Aramark Remote Workplace Services Offers Opportunities for Aboriginal People
diversity & inclusion - in practice
Employers in Canada face a unique challenge compared to companies in many parts of the world: unemployment in some areas can be as low as four percent, and companies compete to find good workers. For Aramark Remote Workplace Services in Canada, finding and keeping good employees who are also willing to work away from home for weeks at a time creates additional challenges.
To address these challenges, Aramark created the pre|PARE program to partner with Canada’s aboriginal communities of indigenous people, who have long faced educational and learning gaps. Many young Aboriginal people do not complete high school, but even in cases where higher education is pursued, Aboriginal people earn 10 to 50 percent less than other Canadians.
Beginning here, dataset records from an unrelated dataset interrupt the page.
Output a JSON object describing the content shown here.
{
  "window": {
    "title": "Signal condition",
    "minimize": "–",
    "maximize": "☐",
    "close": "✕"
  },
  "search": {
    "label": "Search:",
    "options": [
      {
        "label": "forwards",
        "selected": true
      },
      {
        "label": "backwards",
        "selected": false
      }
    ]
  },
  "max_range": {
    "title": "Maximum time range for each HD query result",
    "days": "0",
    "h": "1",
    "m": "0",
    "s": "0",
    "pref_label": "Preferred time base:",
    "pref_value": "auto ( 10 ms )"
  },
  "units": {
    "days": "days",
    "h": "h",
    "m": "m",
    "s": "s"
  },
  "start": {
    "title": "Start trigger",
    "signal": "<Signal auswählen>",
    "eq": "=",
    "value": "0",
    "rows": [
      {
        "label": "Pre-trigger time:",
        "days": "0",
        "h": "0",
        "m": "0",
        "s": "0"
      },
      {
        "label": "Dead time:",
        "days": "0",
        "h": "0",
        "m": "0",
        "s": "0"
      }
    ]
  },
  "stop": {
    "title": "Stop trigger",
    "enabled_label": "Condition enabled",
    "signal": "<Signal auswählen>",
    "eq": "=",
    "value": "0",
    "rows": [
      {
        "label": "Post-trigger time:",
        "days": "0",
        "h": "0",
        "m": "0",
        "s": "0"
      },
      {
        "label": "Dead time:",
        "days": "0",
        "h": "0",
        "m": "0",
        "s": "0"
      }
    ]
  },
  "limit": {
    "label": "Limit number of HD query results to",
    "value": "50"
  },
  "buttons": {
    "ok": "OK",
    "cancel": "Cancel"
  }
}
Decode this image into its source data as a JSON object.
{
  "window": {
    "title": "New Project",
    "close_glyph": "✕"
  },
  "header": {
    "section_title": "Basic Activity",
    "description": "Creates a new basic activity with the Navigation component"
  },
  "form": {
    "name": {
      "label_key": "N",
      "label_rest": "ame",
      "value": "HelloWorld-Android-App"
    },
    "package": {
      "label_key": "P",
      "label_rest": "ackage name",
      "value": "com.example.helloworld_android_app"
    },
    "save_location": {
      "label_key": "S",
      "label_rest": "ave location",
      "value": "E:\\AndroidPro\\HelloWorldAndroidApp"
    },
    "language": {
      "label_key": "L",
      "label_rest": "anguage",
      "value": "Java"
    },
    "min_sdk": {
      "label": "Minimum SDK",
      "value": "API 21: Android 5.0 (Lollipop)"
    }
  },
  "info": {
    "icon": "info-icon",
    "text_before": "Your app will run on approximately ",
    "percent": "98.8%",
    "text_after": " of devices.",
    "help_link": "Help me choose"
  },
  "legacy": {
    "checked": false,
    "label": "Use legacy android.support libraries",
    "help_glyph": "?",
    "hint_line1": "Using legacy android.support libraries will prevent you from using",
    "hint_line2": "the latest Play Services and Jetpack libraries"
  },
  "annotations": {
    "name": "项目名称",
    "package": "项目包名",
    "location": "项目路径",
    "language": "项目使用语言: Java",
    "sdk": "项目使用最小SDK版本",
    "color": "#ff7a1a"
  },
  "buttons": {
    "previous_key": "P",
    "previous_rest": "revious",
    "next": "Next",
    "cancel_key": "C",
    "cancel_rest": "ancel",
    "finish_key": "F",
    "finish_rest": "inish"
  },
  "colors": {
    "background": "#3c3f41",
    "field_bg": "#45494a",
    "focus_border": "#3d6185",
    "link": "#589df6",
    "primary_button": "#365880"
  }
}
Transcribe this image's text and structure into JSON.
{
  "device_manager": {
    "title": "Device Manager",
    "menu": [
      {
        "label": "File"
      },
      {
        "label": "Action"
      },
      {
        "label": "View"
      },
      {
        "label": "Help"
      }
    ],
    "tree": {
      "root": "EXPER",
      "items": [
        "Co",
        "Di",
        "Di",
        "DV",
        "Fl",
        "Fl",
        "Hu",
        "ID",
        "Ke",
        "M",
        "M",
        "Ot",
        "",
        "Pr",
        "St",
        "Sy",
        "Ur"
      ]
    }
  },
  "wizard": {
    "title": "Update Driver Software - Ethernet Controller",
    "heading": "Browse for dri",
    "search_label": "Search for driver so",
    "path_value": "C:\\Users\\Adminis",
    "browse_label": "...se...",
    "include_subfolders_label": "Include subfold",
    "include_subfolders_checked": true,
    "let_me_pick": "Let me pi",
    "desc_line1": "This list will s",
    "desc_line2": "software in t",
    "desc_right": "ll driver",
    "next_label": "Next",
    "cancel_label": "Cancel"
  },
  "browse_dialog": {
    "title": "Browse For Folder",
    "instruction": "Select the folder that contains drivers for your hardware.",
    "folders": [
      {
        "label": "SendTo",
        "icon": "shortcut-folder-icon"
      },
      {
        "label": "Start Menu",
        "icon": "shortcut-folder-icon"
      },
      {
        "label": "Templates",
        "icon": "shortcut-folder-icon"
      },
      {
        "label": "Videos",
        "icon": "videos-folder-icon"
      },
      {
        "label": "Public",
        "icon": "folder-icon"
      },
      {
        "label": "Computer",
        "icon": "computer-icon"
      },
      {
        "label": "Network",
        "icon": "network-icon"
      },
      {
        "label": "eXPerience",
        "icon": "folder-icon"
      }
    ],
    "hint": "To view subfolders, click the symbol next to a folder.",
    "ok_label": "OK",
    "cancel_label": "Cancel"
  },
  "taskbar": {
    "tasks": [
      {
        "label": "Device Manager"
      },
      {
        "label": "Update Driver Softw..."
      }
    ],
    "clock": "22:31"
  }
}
Aramark’s pre|PARE program offers paid training on remote sites to provide Aboriginal participants with life skills and various career options that are beneficial to them and to employers like Aramark. The program includes multiple elements, including certifications for safety, and on-the-job training with a personal mentor.
What sets the program apart, though, is its unique design based on the needs of the Aboriginal community. For example, the program incorporates a “buddy system” that unites several people from a single Aboriginal community together at the worksite and provides a graduated introduction to remote work starting with just one week away from home and later working up to three.
“For many, this is their first time working away from home, so the program’s sensitivity helps them adjust,” said Jonathan Stringer, Aramark Director of Aboriginal and Community Relations, “Some of the program participants may have never worked off their reservation.”
The program, now entering its third year, has seen many successes. For example, Kyle Steinhauer, a pre|PARE graduate from the Whitefish Lake First Nation, has taken on a permanent job with Aramark and will continue pursuing his passion for baking on his work site overseen by chefs with the highly prestigious Canadian Red Seal certification.
Overall the program aspires to increase the percentage of Aboriginal employees to 17% by 2016 and to expand to every new site as Aramark grows its business. Stringer measures success not only by completion and employment statistics, but also by the long-term impact on the participants.
“I measure the impact by asking whether the individual leaves the program better suited for life and a career than when they came in…Whether they continue with Aramark or move on to other opportunities, the pre|PARE program has made a difference,” he said.
Aramark Remote Workplace Services earned the Progressive Aboriginal Relations (PAR) Silver level from the Canadian Council for Aboriginal Business in 2013 and the title of Best Workplace for Aboriginal Employees from Alberta’s Best Workplaces in 2014.